Foundation concepts: which statement about objects and classes is correct?

Difficulty: Easy

Correct Answer: An object is an instance of a class.

Explanation:


Introduction / Context:
Objects and classes are the bedrock of object-oriented analysis and design. A class defines a type (its structure and behavior), and objects are concrete instances of that type that exist at runtime with specific state.



Given Data / Assumptions:

  • Classes define attributes and operations.
  • Objects realize those definitions with concrete values and identity.
  • Encapsulation applies to both, but neither limits “only data.”


Concept / Approach:
Distinguish type vs. instance. The type (class) is a blueprint; the instance (object) is a realized entity in memory or persistence with its own attribute values. Therefore, the precise, universally correct statement is that an object is an instance of a class.



Step-by-Step Solution:

Reject statements reversing the type–instance relationship.Reject statements that claim “only data”; objects and classes include data and behavior.Select the accurate pairing: object → instance of class.

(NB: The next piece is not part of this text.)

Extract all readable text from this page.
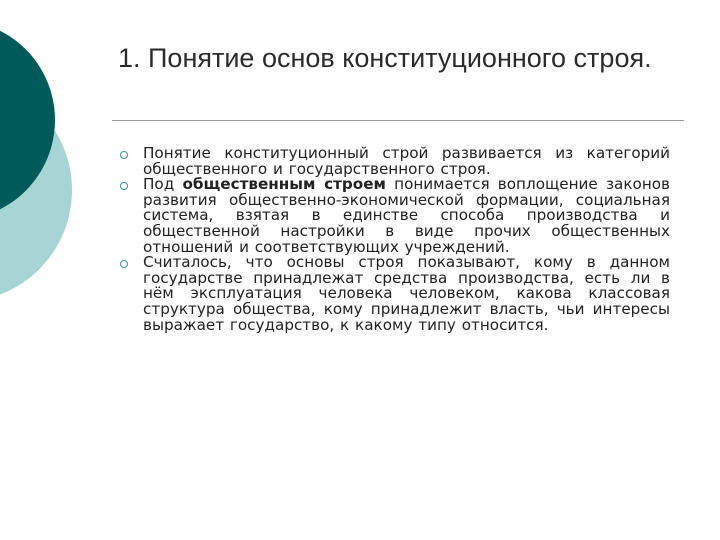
1. Понятие основ конституционного строя.
Понятие конституционный строй развивается из категорий общественного и государственного строя.
Под общественным строем понимается воплощение законов развития общественно-экономической формации, социальная система, взятая в единстве способа производства и общественной настройки в виде прочих общественных отношений и соответствующих учреждений.
Считалось, что основы строя показывают, кому в данном государстве принадлежат средства производства, есть ли в нём эксплуатация человека человеком, какова классовая структура общества, кому принадлежит власть, чьи интересы выражает государство, к какому типу относится.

Verification / Alternative check:
In code, declaring “new Customer()” creates an object (instance) of class Customer; many such objects can exist simultaneously.



Why Other Options Are Wrong:
Class is an instance of an object is backwards.
Only data ignores methods/behavior, which are intrinsic in OO.



Common Pitfalls:
Assuming a class is merely a “record structure”; in OO it encapsulates both data and operations.



Final Answer:
An object is an instance of a class.